Es ist auch Thomas, der im Zentrum von Hendels Dokumentarfilm steht. Bei den Interviewpartner_innen handelt es sich vornehmlich um seine Weggefährt_innen, seine Biographie ist der rote Faden der Narration, die durch seine Brüder Klaus und Peter sowie den Vater ergänzt wird. Die Frauen* bleiben dabei Randfiguren. Insbesondere Marion Brasch ist vor allem Erzählerin, manchmal vor, manchmal hinter der Kamera, jedoch nicht selbst Thema ihrer Erzählung. Und das bleibt für mich der einzige Wermutstropfen in diesem sonst ungemein gelungenen Film.

Die große Stärke von Familie Brasch ist die Montage von Jörg Hauschild, die Interviews, Romanpassagen und Elemente einer Theaterinszenierung von Marion Brasch und ihrer Tochter Lena zu einem chronologischen Familienepos verbindet, der untrennbar mit der Entstehung beziehungsweise dem Zerfall der DDR verknüpft ist.

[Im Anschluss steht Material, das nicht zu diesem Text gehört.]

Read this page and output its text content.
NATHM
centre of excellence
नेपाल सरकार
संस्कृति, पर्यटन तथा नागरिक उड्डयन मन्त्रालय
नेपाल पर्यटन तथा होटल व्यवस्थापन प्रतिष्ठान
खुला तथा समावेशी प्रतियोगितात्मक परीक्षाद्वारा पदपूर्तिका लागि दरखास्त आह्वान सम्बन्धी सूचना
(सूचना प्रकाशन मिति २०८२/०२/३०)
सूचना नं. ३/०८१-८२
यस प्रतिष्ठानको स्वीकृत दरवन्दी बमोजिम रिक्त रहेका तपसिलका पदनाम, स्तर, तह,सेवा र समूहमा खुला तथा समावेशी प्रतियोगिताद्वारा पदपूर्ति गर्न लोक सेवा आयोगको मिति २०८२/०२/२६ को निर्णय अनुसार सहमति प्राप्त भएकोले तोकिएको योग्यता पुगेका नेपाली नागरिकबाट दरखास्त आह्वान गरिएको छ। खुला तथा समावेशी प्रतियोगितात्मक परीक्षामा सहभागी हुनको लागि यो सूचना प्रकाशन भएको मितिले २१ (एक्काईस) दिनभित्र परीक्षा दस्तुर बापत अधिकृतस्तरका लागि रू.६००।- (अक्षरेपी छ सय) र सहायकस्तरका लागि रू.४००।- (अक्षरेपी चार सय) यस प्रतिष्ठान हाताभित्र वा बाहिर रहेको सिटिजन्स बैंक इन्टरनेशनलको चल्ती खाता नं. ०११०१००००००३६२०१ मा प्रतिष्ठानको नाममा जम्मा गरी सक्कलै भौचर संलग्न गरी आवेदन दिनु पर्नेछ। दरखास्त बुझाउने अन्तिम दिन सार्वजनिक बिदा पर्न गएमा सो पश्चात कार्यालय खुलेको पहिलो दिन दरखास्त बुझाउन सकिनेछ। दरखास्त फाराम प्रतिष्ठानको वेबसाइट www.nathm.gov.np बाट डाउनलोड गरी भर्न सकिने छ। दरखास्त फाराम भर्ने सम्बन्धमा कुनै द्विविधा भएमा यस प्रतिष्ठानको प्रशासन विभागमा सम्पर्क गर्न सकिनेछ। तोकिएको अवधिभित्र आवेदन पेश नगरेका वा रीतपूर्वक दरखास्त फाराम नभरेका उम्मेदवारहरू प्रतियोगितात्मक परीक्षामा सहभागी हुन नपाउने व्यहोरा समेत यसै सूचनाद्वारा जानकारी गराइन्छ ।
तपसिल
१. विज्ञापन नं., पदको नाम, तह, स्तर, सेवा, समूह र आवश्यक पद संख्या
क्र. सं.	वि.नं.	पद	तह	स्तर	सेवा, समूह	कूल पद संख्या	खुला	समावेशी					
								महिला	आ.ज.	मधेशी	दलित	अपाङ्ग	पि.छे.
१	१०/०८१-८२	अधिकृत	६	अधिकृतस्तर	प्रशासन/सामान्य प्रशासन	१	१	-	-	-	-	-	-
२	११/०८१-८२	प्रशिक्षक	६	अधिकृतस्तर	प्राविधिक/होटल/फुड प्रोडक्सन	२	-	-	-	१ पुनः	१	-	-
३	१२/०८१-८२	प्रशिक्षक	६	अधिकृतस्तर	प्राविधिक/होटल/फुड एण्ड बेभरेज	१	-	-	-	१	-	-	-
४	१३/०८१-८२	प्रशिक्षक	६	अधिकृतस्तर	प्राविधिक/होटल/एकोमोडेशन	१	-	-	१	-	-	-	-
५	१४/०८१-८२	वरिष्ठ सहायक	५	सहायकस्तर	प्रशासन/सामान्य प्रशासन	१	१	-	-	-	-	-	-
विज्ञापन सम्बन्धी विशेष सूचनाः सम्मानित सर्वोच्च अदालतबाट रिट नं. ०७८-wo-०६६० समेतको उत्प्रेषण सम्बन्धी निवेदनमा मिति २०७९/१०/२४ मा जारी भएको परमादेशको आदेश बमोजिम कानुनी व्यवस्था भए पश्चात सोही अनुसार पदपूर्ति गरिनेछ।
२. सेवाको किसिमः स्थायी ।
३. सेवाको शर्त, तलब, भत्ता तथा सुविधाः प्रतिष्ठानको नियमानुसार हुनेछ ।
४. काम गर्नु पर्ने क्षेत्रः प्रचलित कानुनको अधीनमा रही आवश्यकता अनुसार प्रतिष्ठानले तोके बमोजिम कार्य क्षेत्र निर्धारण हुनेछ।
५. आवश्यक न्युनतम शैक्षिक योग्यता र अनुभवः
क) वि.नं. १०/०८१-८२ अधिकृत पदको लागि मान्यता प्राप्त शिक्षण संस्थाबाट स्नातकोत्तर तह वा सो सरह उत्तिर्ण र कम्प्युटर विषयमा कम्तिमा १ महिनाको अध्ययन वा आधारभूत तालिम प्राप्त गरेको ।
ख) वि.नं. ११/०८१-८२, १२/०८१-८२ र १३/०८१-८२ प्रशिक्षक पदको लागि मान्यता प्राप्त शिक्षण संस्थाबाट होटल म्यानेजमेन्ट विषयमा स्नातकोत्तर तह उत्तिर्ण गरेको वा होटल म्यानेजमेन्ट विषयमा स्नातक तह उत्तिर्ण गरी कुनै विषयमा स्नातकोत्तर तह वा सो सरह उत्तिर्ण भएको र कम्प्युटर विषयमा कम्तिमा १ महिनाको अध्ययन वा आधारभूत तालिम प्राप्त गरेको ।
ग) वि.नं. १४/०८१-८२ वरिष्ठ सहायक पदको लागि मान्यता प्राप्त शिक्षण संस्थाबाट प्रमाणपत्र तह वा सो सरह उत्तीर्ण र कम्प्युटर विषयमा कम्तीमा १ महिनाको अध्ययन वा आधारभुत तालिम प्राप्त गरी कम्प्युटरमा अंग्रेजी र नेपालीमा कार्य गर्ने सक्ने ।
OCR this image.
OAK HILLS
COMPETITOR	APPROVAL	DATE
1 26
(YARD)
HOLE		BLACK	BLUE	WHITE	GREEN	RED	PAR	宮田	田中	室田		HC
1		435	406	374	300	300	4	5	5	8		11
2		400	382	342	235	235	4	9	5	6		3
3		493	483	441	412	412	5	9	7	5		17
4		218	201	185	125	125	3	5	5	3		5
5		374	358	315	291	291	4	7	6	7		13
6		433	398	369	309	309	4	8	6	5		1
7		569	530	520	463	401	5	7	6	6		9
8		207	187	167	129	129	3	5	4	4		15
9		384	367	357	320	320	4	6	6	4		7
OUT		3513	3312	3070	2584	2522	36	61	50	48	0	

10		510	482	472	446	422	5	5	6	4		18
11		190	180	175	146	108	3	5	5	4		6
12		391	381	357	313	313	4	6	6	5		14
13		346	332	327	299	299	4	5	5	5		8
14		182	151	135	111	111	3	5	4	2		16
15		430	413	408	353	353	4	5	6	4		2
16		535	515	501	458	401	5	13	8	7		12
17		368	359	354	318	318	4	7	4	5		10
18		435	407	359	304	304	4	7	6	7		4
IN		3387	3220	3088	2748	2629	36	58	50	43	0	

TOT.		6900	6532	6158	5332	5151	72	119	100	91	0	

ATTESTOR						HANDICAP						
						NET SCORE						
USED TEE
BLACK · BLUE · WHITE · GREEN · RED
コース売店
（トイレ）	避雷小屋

Die Rebellion der Funktionärskinder und der darin resultierende innerfamiliäre Konflikt, ein versuchter Suizid, der Aufstieg und Fall von Thomas Brasch in der BRD – all das klingt nach dem Stoff eines fiktiven Fernseh-Dreiteilers. Warum aber ein Dokumentarfilm? Annekatrin Hendels Version von Familie Brasch hat den klaren Vorteil unfassbar charismatischer Protagonist_innen, die dem informativen Fundament des Films durch ihren persönlichen Bezug und zuweilen auch ihren ganz persönlichen Witz Tiefe verleihen. So kann Hendel Emotionen transportieren, ohne rührselig oder melodramatisch zu werden. Wenn Familie Brasch rührt, dann nicht aus dramaturgischem Kalkül, sondern weil die Menschen und ihre Geschichten in ihren Zuschauer_innen echte Empathie hervorrufen.

© Filmfest München 2018

Natürlich bleibt Familie Brasch auch als Dokumentarfilm eine Form der Inszenierung und somit eine Konstruktion. Dass es sich immer nur um eine Version von vielen handelt, reflektiert zumindest Marion Brasch in Bezug auf ihren Roman. Und natürlich setzen auch Regisseurin Annekatrin Hendel und Editor Jörg Hauschild die verschiedenen Stimmen zu nur einer von vielen möglichen Narrationen zusammen. Das schmälert meine Begeisterung für diesen Film jedoch nicht im Geringsten, zumal er mir ein neues Stockwerk in der deutschen Geschichte geöffnet beziehungsweise dieses mit deutlich mehr Exponaten versehen hat. Ach, wäre mein Grundkurs „Politische Weltkunde“ doch nur halb so packend gewesen wie Familie Brasch. Dann wäre aus mir vielleicht glatt noch eine Historikerin geworden.